This is a follow-up on the earlier post about SLAM. Localization is inherent to SLAM if the system is working perfectly, but that usually requires expensive sensors like laser range finders and lots of computing power. As we envision cheap and expendable robots, we would like to know whether reliable localization is also possible in a simpler way.
For outdoor robots, the solution is easy: existing maps with GPS (and in the near future, Galileo). This is the approach that is used for Fireswarm. For indoor robots, such a simple, almost luxurious solution is not available, unfortunately. Thus, we have to rely on a number of sensors, like a compass, gyroscope and distance sensors. There is one sensor that can really give a lot of information for almost no money though: a camera. Can we use something like a webcam for robust SLAM?
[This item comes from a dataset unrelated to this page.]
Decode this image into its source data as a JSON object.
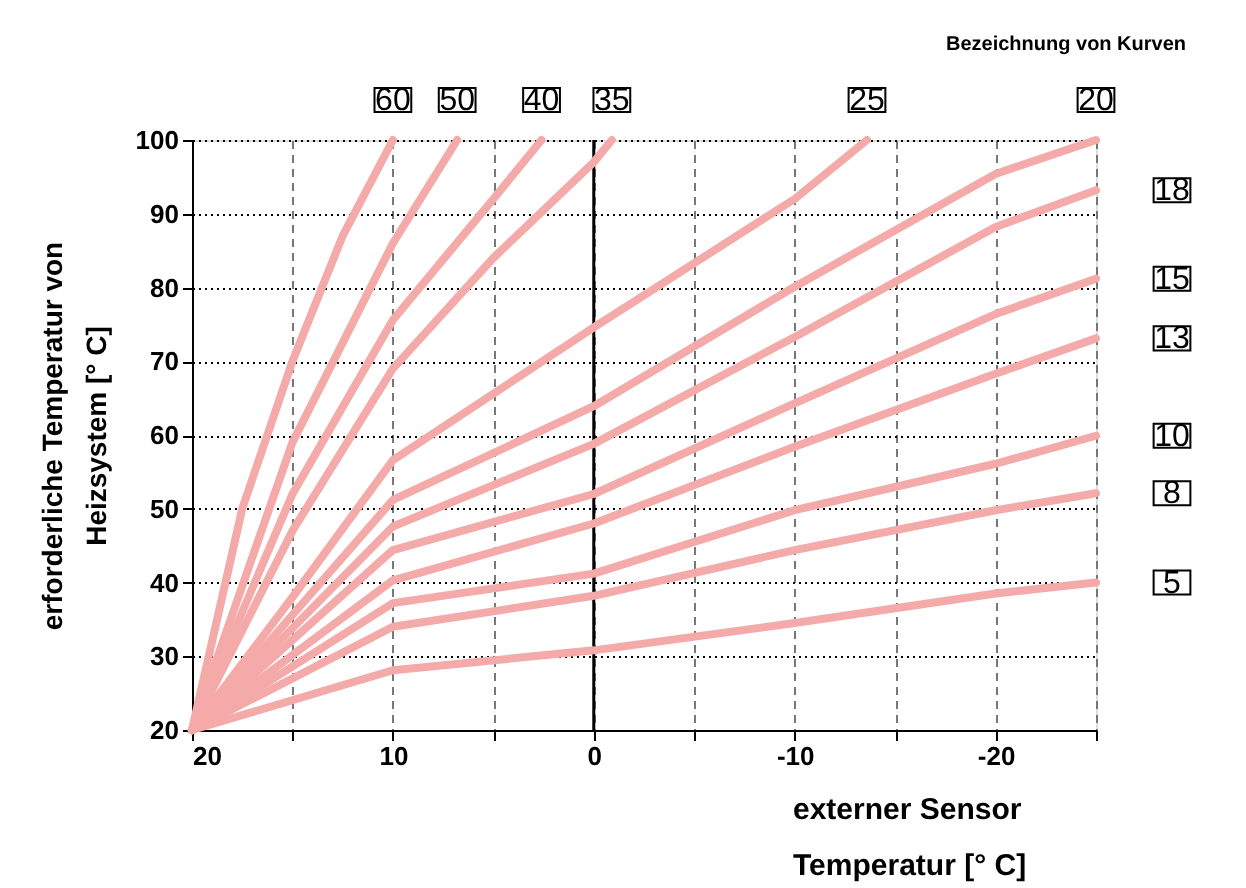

In fact, this has already been achieved with PTAM. Unfortunately, PTAM and its dependencies have not been maintained the past two years. The result is software that is hard to get working (especially on non-standard platforms such as smartphones) and does not include the latest developments in SLAM algorithms, especially regarding loop closing and bundle adjustment.
This means we have work to do! First of all, we have to decide whether we can make adaptations to the environment. Markers and so on make the task easier, but may not be acceptable in every application. A map that is known beforehand also solves part of the task: most of the mapping part of the SLAM algorithm. Of course, we should solve the localization task in the worst-case scenario of an unknown dynamic environment.
As a start, we are building a simple 2d demo. We can use a camera to look at the ceiling and use this video stream to estimate where we have walked. The first step is to detect and track features on the ceiling. This may seem easy, but to find stable features for tracking is easier said than done. To track these features and find out where they moved, we can use the iterative Lucas- Kanade method . This method is built into OpenCV and gives good results.
Then, we can calculate the homography between the old and new locations of the features. The homography is a matrix describing the transformation between the coordinates. Because the features are all on the same stationary plane, the homography matrix actually describes how the camera has moved. Again, OpenCV has a function to do all the dirty work for us, including RANSAC for outlier rejection. If I get around to working on this a bit more, this demo will soon be available as an app for Android!
 Alternatively, we can use phase correlation, which is based on a Fourier transform over the old and new images. OpenCV only includes a function to use this method for translations, but it has been shown that it can also be used to find rotations. While initial tests did not give great results, I would like to look into this further, as it seems to be a good method to quickly use all the information in an image to estimate rotation and translation.
01 November 2012